Then have it map each format to the headline, description, landing page, and success metric.

That is a better use of AI than asking for 50 random headlines and calling it strategy.

The AI part is the production layer

I am not anti-AI creative. Obviously.

I use AI all day. But the value is not "AI made me an ad." The value is that AI can make the creative operating system faster.

It can audit what formats you are actually running. It can pull performance by format, aspect ratio, placement, hook, creator, and product. It can find where the account is over-indexed on one ad type. It can turn one long creator video into multiple cuts, write creator briefs from winning angles, resize assets, build a test plan, and summarize what worked into the next brief.

That is useful.

But a human still has to set the bar.

AI will happily create 200 versions of an ad nobody should have made in the first place. That is where a lot of teams are headed right now.

More volume. Less taste. More sameness, faster.

The simple test plan

If I were looking at an account this week, I would not start with "make more ads."

I would start with the creative mix.

What formats are actually getting spend? What is missing? Are we testing vertical video only because everyone says vertical video wins? Do we have a 16:9 story or demo ad? Do we have native image ads built for the placement, not just resized social creative? Do we have creator ads where the creator identity stays attached? Do we have any ad that feels meaningfully different from the last 20 ads the customer saw?
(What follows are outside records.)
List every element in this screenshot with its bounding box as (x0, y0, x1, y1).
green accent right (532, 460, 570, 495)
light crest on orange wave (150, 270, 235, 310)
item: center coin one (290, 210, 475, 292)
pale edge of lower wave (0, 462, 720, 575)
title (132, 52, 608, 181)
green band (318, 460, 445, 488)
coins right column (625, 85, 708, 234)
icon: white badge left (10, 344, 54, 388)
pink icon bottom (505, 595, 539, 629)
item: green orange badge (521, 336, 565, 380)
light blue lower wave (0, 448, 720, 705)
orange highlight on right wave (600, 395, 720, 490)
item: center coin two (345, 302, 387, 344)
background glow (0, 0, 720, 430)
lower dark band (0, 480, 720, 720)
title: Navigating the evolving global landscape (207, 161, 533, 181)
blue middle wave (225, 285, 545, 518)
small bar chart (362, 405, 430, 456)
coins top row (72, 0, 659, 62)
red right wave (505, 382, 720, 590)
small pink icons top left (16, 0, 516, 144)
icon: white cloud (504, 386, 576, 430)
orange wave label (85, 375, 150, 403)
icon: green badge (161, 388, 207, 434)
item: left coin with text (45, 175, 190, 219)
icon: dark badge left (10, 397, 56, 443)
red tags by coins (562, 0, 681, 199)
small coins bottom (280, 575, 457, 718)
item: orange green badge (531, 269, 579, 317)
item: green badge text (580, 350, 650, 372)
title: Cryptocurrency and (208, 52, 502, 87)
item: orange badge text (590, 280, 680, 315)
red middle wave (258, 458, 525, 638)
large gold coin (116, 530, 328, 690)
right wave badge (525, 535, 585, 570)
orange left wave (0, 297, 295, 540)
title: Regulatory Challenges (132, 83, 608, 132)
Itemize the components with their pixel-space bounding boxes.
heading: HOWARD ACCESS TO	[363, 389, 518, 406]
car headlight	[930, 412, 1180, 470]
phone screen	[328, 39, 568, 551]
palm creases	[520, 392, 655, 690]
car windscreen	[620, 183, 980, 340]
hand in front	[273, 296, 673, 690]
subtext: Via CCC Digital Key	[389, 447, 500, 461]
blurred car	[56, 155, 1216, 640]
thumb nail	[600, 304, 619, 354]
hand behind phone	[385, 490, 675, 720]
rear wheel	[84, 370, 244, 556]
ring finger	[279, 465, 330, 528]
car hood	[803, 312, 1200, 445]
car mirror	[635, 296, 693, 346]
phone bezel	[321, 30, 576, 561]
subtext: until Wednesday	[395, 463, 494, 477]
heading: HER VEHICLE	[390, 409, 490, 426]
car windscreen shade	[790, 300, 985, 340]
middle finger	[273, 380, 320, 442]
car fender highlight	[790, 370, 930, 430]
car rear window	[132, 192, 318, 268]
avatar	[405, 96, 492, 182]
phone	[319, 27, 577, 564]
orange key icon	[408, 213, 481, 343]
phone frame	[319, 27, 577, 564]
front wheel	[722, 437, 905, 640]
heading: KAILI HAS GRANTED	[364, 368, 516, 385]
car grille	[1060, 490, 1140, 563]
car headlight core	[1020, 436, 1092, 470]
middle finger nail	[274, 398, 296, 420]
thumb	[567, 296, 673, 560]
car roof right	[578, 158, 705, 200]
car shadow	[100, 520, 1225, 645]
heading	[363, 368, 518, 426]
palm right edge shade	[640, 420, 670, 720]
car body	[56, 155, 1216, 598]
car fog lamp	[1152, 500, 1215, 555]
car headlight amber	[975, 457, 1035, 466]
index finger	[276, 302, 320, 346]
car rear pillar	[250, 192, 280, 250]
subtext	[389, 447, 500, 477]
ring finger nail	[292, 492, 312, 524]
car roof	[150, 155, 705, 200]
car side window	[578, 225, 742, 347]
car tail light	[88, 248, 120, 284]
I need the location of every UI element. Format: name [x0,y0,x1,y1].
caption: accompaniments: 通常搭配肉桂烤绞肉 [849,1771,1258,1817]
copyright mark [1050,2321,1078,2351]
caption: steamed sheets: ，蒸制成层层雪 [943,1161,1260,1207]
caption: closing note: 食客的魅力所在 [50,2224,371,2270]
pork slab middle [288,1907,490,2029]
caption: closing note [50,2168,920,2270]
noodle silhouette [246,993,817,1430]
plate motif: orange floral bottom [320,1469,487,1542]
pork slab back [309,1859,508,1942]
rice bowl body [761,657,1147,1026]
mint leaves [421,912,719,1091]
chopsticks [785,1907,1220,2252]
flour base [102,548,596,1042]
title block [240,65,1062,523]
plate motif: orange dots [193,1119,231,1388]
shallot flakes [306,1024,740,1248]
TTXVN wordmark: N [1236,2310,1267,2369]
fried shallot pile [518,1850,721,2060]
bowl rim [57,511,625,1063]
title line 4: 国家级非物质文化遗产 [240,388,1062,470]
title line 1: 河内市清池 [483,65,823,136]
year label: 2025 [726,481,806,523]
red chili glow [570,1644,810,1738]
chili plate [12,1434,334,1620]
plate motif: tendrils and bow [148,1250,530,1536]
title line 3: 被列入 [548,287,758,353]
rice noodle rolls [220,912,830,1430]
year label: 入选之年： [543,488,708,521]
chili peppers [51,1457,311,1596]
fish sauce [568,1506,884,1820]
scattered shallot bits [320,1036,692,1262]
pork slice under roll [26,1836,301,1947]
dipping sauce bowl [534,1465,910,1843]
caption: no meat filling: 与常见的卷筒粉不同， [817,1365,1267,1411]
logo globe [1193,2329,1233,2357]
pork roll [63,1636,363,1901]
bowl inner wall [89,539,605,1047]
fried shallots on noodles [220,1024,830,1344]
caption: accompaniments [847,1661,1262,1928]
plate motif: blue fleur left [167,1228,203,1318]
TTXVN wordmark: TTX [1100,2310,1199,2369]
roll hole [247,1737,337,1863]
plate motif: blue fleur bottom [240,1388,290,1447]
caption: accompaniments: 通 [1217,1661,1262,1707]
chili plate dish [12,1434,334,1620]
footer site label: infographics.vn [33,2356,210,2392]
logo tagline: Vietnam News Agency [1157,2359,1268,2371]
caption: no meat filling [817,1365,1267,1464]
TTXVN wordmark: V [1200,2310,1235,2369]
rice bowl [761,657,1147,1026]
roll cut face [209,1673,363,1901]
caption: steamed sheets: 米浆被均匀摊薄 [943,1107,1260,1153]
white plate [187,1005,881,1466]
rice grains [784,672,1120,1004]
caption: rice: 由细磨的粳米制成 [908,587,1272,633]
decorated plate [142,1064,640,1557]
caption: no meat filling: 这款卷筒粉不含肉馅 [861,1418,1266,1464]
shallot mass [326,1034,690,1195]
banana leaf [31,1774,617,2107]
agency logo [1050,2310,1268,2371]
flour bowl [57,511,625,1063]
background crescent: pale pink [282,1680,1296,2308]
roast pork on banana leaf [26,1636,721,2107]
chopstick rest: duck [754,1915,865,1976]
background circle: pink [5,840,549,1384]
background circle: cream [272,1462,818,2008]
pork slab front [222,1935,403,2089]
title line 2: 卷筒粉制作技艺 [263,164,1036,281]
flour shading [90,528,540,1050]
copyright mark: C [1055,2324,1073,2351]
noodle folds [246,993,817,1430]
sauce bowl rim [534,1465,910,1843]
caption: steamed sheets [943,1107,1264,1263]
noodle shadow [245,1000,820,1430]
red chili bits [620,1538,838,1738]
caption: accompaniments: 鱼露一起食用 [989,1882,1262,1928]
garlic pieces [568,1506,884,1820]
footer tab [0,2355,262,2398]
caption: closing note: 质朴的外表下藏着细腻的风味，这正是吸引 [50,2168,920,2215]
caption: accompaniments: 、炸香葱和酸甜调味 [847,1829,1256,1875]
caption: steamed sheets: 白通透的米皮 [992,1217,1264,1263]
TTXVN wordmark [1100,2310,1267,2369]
Then I would pick one ignored format and give it a real test.

Not a token $20/day campaign nobody cares about. A real test with a clean hypothesis.

Example:

We think a longer 16:9 creator explanation will earn higher-intent clicks than our short vertical hook ads because the product needs context before the buyer believes it.

Now the test has a reason to exist.

Now AI can help. It can pull the baseline, write the brief, create the asset checklist, QA the landing page, monitor the results, and summarize what happened.

But the bet came from you.

That is the whole point.

Use AI for speed. Use your brain for the bet.

Marketing is getting weirder because AI makes execution feel cheap. More copy. More images. More videos. More variants.

Cool.

But if the underlying idea is the same as everybody else's, you are just making the sea of sameness deeper.

The edge is not making 200 versions of the same ad. The edge is knowing when the obvious format has become too obvious.

That is still human work.

Taste. Common sense. Actually looking at the feed. Actually understanding the customer. Actually asking, "what would make someone stop here?"

AI can supercharge the workflow around that. It can make you faster, sharper, more organized, and less buried in production work.

But you still have to make the call.

If everyone is making the same vertical hook ad, maybe the best test this week is the one your AI would not have suggested first.